The Joint Consolidation Loan Separation Act allows borrowers who previously jointly consolidated their student loans to separate their payments. Until now, Congress had not provided a way to reduce existing loans, although the consolidation program was eliminated on July 1, 2006.
“This will help families who have been in abusive relationships, with deadbeat ex-spouses, with people who would otherwise have been eligible for student debt forgiveness because they are teachers, firefighters or other jobs in the public service,” said Sen. Mark Warner (D-Va.) who authored the original version of the bill in 2017.
“We first heard about this in 2015 when Sara who lives in McLean, was living in Texas, got divorced from her husband, came here. Single mother raising two children, teacher in a public school. But because she entered into a joint consolidation with her husband, she still had to pay her husband’s student debt even though they had been divorced for years. So the good news is that this bill will fix that and for literally about 13,000 other Americans across the country. It’s crazy, it took seven years to do it. But ultimately the president signed the bill into law,” Warner said.
Senators Marco Rubio (R-Fla.), John Cornyn (R-Texas) and Tina Smith (D-Minn.) also supported the measure with Reps. David Price (DN.C.) and Haley Stevens (D-Mich ).
“We had to convince senator after senator that there was no hidden agenda here. It has nothing to do with ideology. It was just common sense,” Warner said.
Borrowers will be able to submit a request to the US Department of Education to split their consolidated loan into two separate Federal Direct Loans. The remainder of the loan (the unpaid portion and accrued unpaid interest) would then be divided proportionately based on the percentages each borrower had originally contributed to the loan. The newly split loans will have the same interest rates as the joint consolidated loan.
Virginia educator Katie Lockhart and her ex-husband, who have been married for 13 years, are among those who will benefit from the new law. The former couple are forced to pay their joint student loan together despite their divorce since 2018.
“You know, my ex-husband and I were both graduating from school. We were building a house. We were starting our careers. So it made sense to have one payment instead of two separate payments. You know, I didn’t realize what that impact would be,” Lockhart said who added, “of course at that point you never think about divorce, you know, and you know, and we were still married for a good number of years after that. So it wasn’t a problem. We got divorced in 2018. And at that point when we tried to separate things, that’s when we realized that we were locked up.
Lockhart considers herself lucky because she and her ex-husband get along so they both paid their fair share of the joint loan.
“You know, going through a marriage breakdown is very difficult for all parties involved. And you could easily see how one person could try to hurt the other and ruin themselves financially,” she said. So we’re very lucky that neither of us let anger get the better of us because that could easily have been what happened by not being able to separate that at all.”
Lockhart and her ex-husband, who share three children together, have also taken a financial hit due to the joint student loan. They both work in education which would allow them to apply for debt relief. But due to their joint consolidation, they could not qualify.

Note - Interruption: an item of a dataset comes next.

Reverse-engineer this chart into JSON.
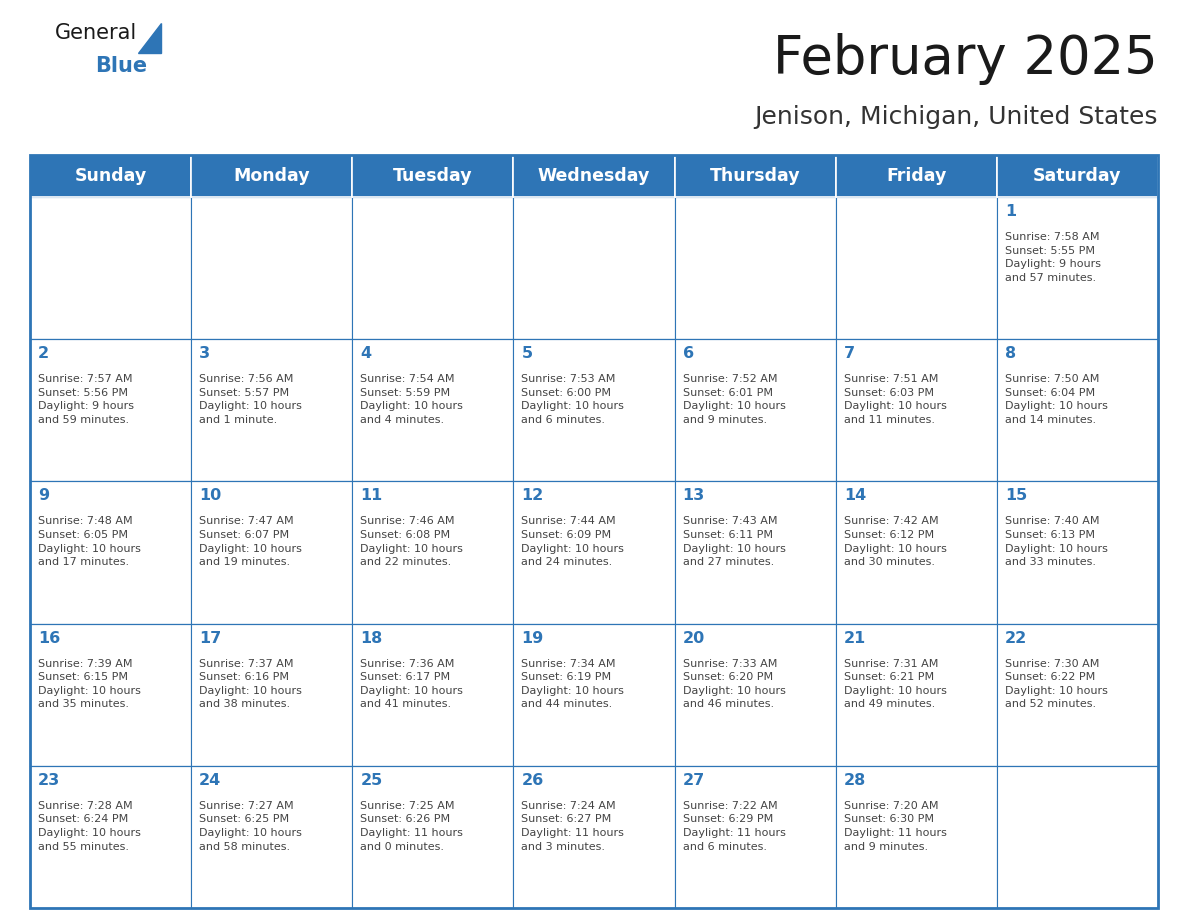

“We’re both starting our 19th year…the time we solidified was when we started our careers in education. So because of that, we’d both be eligible for the cancellation of the public service loan. And in fact, my ex-husband was working in a school that would have qualified for a tuition grant long before the PSLF came out. And we were rejected for that,” she said. declared.
Lockhart said she worked to prepare her students to avoid the problems she faced, as she guided them through the college loan process as a high school counselor. Meanwhile, she plans to seek that student debt relief again now that the president has signed the “Joint Consolidation Loan Separation Act” into law.
“One of our sons actually has Down syndrome, so planning for our children’s future is still a little different for us. We’re planning on two of our boys becoming independent and, you know, going off to college, that sort of thing… We wanted to start saving for college, but we really had to cut back on our expenses. We were doing. We do. It’s just not as far as we could and really should be at this point in our lives,” she said. Lockhart added, “That’s where we should be able to save, that’s to prepare for their future so they don’t have to take out loans.”
This year, the deadline to file an application for Public Service Student Loan Forgiveness is October 31.
Enrollment will also begin for the president’s pandemic student loan relief extension in October. Currently, student loan repayments are frozen until December 31. The Biden administration reminds everyone to check studentaid.gov to see what relief they may be eligible for.